Posiadanie niezliczonej ilości gadżetów kuchennych spowodowało, że zapomniałam o posiadaniu szynkowaru ;-)
A domowa "szynka chodziła" za mną od pewnego czasu.
No i jest!
Swojska mielonka z galaretką, czyli 100% mięsa w mięsie.

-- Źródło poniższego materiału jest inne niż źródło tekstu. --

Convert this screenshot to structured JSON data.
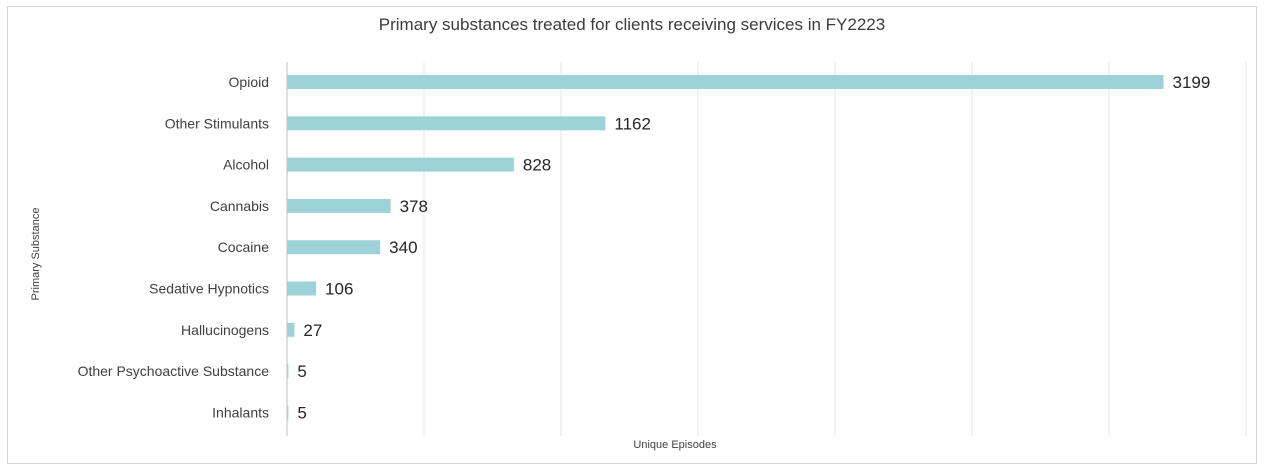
{
  "chart_data": {
    "type": "bar",
    "orientation": "horizontal",
    "title": "Primary substances treated for clients receiving services in FY2223",
    "xlabel": "Unique Episodes",
    "ylabel": "Primary Substance",
    "categories": [
      "Opioid",
      "Other Stimulants",
      "Alcohol",
      "Cannabis",
      "Cocaine",
      "Sedative Hypnotics",
      "Hallucinogens",
      "Other Psychoactive Substance",
      "Inhalants"
    ],
    "values": [
      3199,
      1162,
      828,
      378,
      340,
      106,
      27,
      5,
      5
    ],
    "xlim": [
      0,
      3500
    ],
    "grid": "vertical",
    "data_labels": true,
    "colors": {
      "bar": "#9dd3d8",
      "grid": "#e6e6e6",
      "axis": "#bfbfbf"
    }
  }
}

A jeśli już robię domową wędlinę, to całkiem przyjemnie byłoby ją zjeść w towarzystwie swojskich bułek :)
Mielonka:
- 800 g łopatki wieprzowej
- 2 łyżeczki peklosoli
- 1 łyżeczka mielonego pieprzu
- 2 łyżeczki żelatyny
- 50 ml wody
Wykonanie:
Łopatkę zmełłam na średnich oczkach. Następnie dodałam do niej peklosól i dokładnie wymieszałam. Tak przygotowane mięso odstawiłam na 12 godzin do lodówki. Rano, do mięsa dodałam pieprz, żelatynę, wodę
i dokładnie wymieszałam. Szynkowar wypełniłam woreczkiem do parzenia, dokładnie ubiłam mięso w woreczku i zawiązałam go. Szynkowar zamknęłam sprężyną, wbiłam termometr i parzyłam 2 godziny w temperaturze 80 stopni od momentu osiągnięcia w/w temperatury wewnątrz szynkowaru. Po tym czasie szynkowar wyjęłam z wody, opłukałam w zimnej wodzie i zostawiłam do ostygnięcia. Gdy szynkowar ostygł- włożyłam go do lodówki na całą noc.
Przepis na bułki znajdziesz >>TUTAJ<<. U mnie na bułkach zamiast sezamu- czarnuszka, nie są to ślimaki, a plecionki ;-) No i czas wypiekania bułek w moim piekarniku był dłuższy- 20 minut.